Last year, Tucker was literally a “poster boy” for the program as its boosters, including Gov. John Bel Edwards, former state Sen. Rick Ward, R-Port Allen, and lenders like Advantage Capital used him as an example in their efforts to garner political support.
A complicated matter
But the question remains: Why does someone like Tucker still find it hard to get bank loans? He said it was an issue to get loans at Black-owned banks he approached as well.
Tucker didn’t want to speculate, but said he has found banks generally are conservative, both in the way they apply their lending criteria and in establishing new relationships with customers.
Guy Williams, CEO of Gulf Coast Bank, said he’s not entirely sure why they ended up being the only traditional bank to lend to Tucker. “We don’t keep track of people’s ethnicity and we don’t do quotas, as they can just backfire and end up not doing anyone any favors,” said Williams.
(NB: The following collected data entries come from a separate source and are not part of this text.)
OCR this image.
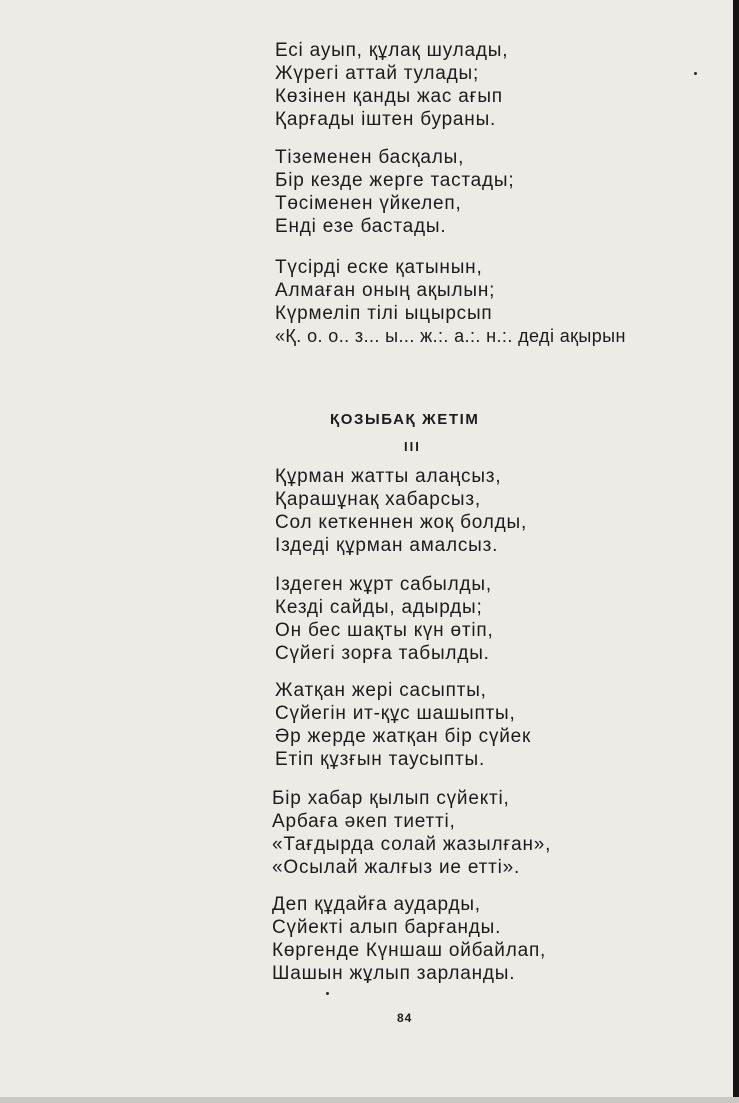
Есі ауып, құлақ шулады,
Жүрегі аттай тулады;
Көзінен қанды жас ағып
Қарғады іштен бураны.
Тіземенен басқалы,
Бір кезде жерге тастады;
Төсіменен үйкелеп,
Енді езе бастады.
Түсірді еске қатынын,
Алмаған оның ақылын;
Күрмеліп тілі ыцырсып
«Қ. о. о.. з... ы... ж.:. а.:. н.:. деді ақырын
ҚОЗЫБАҚ ЖЕТІМ
III
Құрман жатты алаңсыз,
Қарашұнақ хабарсыз,
Сол кеткеннен жоқ болды,
Іздеді құрман амалсыз.
Іздеген жұрт сабылды,
Кезді сайды, адырды;
Он бес шақты күн өтіп,
Сүйегі зорға табылды.
Жатқан жері сасыпты,
Сүйегін ит-құс шашыпты,
Әр жерде жатқан бір сүйек
Етіп құзғын таусыпты.
Бір хабар қылып сүйекті,
Арбаға әкеп тиетті,
«Тағдырда солай жазылған»,
«Осылай жалғыз ие етті».
Деп құдайға аударды,
Сүйекті алып барғанды.
Көргенде Күншаш ойбайлап,
Шашын жұлып зарланды.
84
“We finance an awful lot of startups and I think we’ve funded young Black entrepreneurs like Otis, and Hispanic entrepreneurs, and they tell other Black and Hispanic entrepreneurs and so it goes,” he said.
For Tucker, the government programs that have provided much of his financing have advantages. They’ve taken a longer-term view on lending for big purchases, plus he hasn’t had to seek outside equity investment that might have diluted his stake and risked losing his Disadvantaged Business Enterprise status, which helps him compete for contracts.
He’s not holding his breath anymore waiting for loan offers to arrive.
“I just don’t have time, nor do I want to spend energy on people who are going to say ‘No,'” he said.